Whilst Tom Cruise may be the headlining star in the film, the headliner performance comes from Jamie Foxx. Max is a tired taxi driver, hoping to one day fulfill his dreams of owning his own luxury limo service. On this particular night he just happens to be the wrong guy in the wrong place at the wrong time. Foxx’s performance draws the audience in and creates a feeling of empathy and frustration on his behalf. The uncertainty and unpredictability with which Vincent acts leaves one feeling nervous for Max’s safety. Foxx performs the role with such ease and sincerity whilst creating a character that is likable for the audience.

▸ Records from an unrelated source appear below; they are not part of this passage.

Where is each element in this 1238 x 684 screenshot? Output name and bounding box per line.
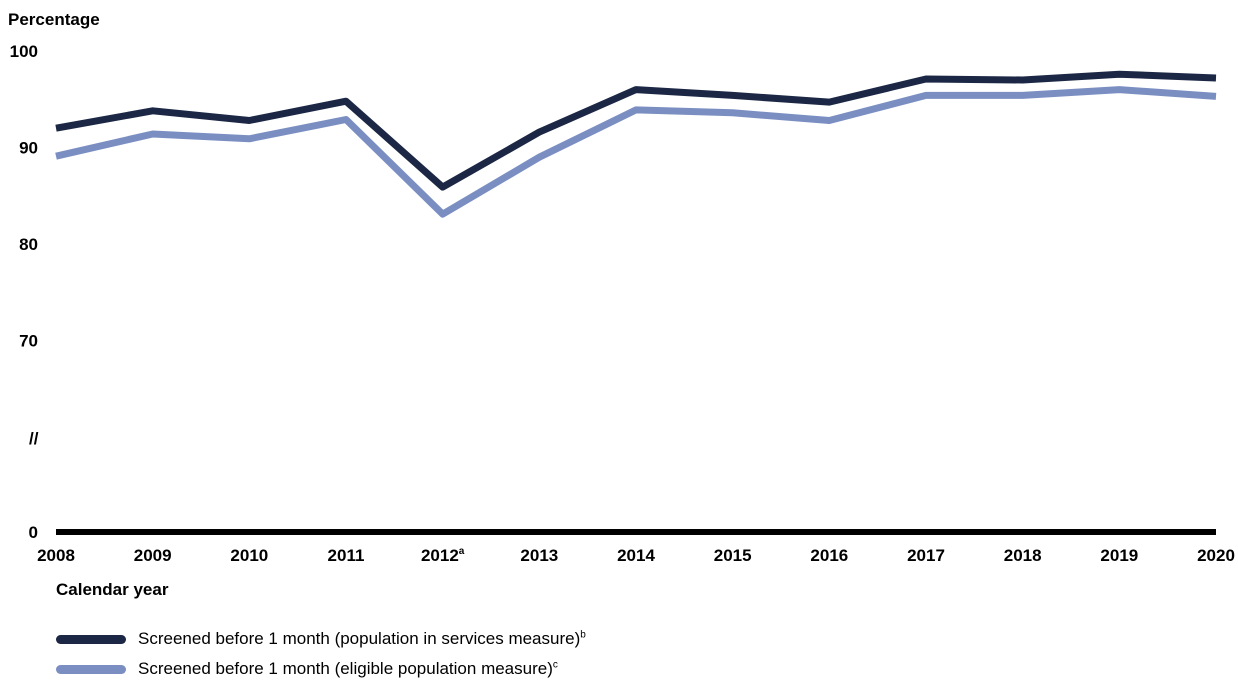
x-tick-label: 2009 bbox=[134, 546, 172, 565]
y-tick-label: 0 bbox=[29, 523, 38, 542]
legend-swatch-services bbox=[56, 635, 126, 644]
legend-label-services: Screened before 1 month (population in s… bbox=[138, 629, 586, 649]
axis-break-marker: // bbox=[29, 429, 39, 448]
x-tick-label: 2020 bbox=[1197, 546, 1235, 565]
legend-item-services: Screened before 1 month (population in s… bbox=[56, 624, 586, 654]
x-tick-label: 2008 bbox=[37, 546, 75, 565]
y-tick-label: 70 bbox=[19, 332, 38, 351]
x-tick-label: 2011 bbox=[328, 546, 365, 565]
x-tick-label: 2014 bbox=[617, 546, 655, 565]
x-tick-label: 2019 bbox=[1100, 546, 1138, 565]
x-axis-title: Calendar year bbox=[56, 580, 169, 599]
x-tick-label: 2018 bbox=[1004, 546, 1042, 565]
y-tick-label: 80 bbox=[19, 235, 38, 254]
series-line-1 bbox=[56, 90, 1216, 215]
x-tick-label: 2013 bbox=[520, 546, 558, 565]
series-lines bbox=[56, 74, 1216, 214]
legend: Screened before 1 month (population in s… bbox=[56, 624, 586, 684]
line-chart: Percentage 100 90 80 70 0 // 2008 2009 2010 201… bbox=[0, 0, 1238, 620]
x-axis-ticks: 2008 2009 2010 2011 2012a 2013 2014 2015 2016 201… bbox=[37, 546, 1235, 565]
y-tick-label: 100 bbox=[10, 42, 38, 61]
legend-label-eligible: Screened before 1 month (eligible popula… bbox=[138, 659, 558, 679]
x-tick-label: 2015 bbox=[714, 546, 752, 565]
legend-swatch-eligible bbox=[56, 665, 126, 674]
x-tick-label: 2012a bbox=[421, 546, 465, 565]
y-tick-label: 90 bbox=[19, 139, 38, 158]
y-axis-title: Percentage bbox=[8, 10, 100, 29]
x-tick-label: 2017 bbox=[907, 546, 945, 565]
x-tick-superscript: a bbox=[459, 546, 465, 557]
y-axis-ticks: 100 90 80 70 0 bbox=[10, 42, 38, 542]
legend-item-eligible: Screened before 1 month (eligible popula… bbox=[56, 654, 586, 684]
x-tick-label: 2016 bbox=[810, 546, 848, 565]
x-tick-label: 2010 bbox=[230, 546, 268, 565]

An interesting fact about the film is that it was one of the first Hollywood blockbusters to be filmed in digital format as opposed to film. This has a distinct effect on the film, coupled with the style and cinematography that Michael Mann as director has chosen to adopt. The film feels very ‘handheld’ and voyeuristic. You feel as though you are in the cab with the two men, witnessing first hand what’s unfolding. There’s a gritty, grungy characteristic to the film which isn’t seen on other Hollywood blockbusters. Whilst I didn’t enjoy it, I do appreciate it. I like it when a director utilizes the tools of filmmaking to help tell the story. Though not my preferred style, Collateral does have a distinct look and feel which carries the story and emotion of the film nicely. Collateral is a film worth watching – not because it’s brilliant – it’s far from that, but because it is somewhat fresh and interesting. Would I watch it again? Perhaps, but not very quickly. Despite the somewhat lackluster plot line and at times dubious performance by Cruise, Collateral does have something to offer in the tension and interpersonal conflict between two great characters.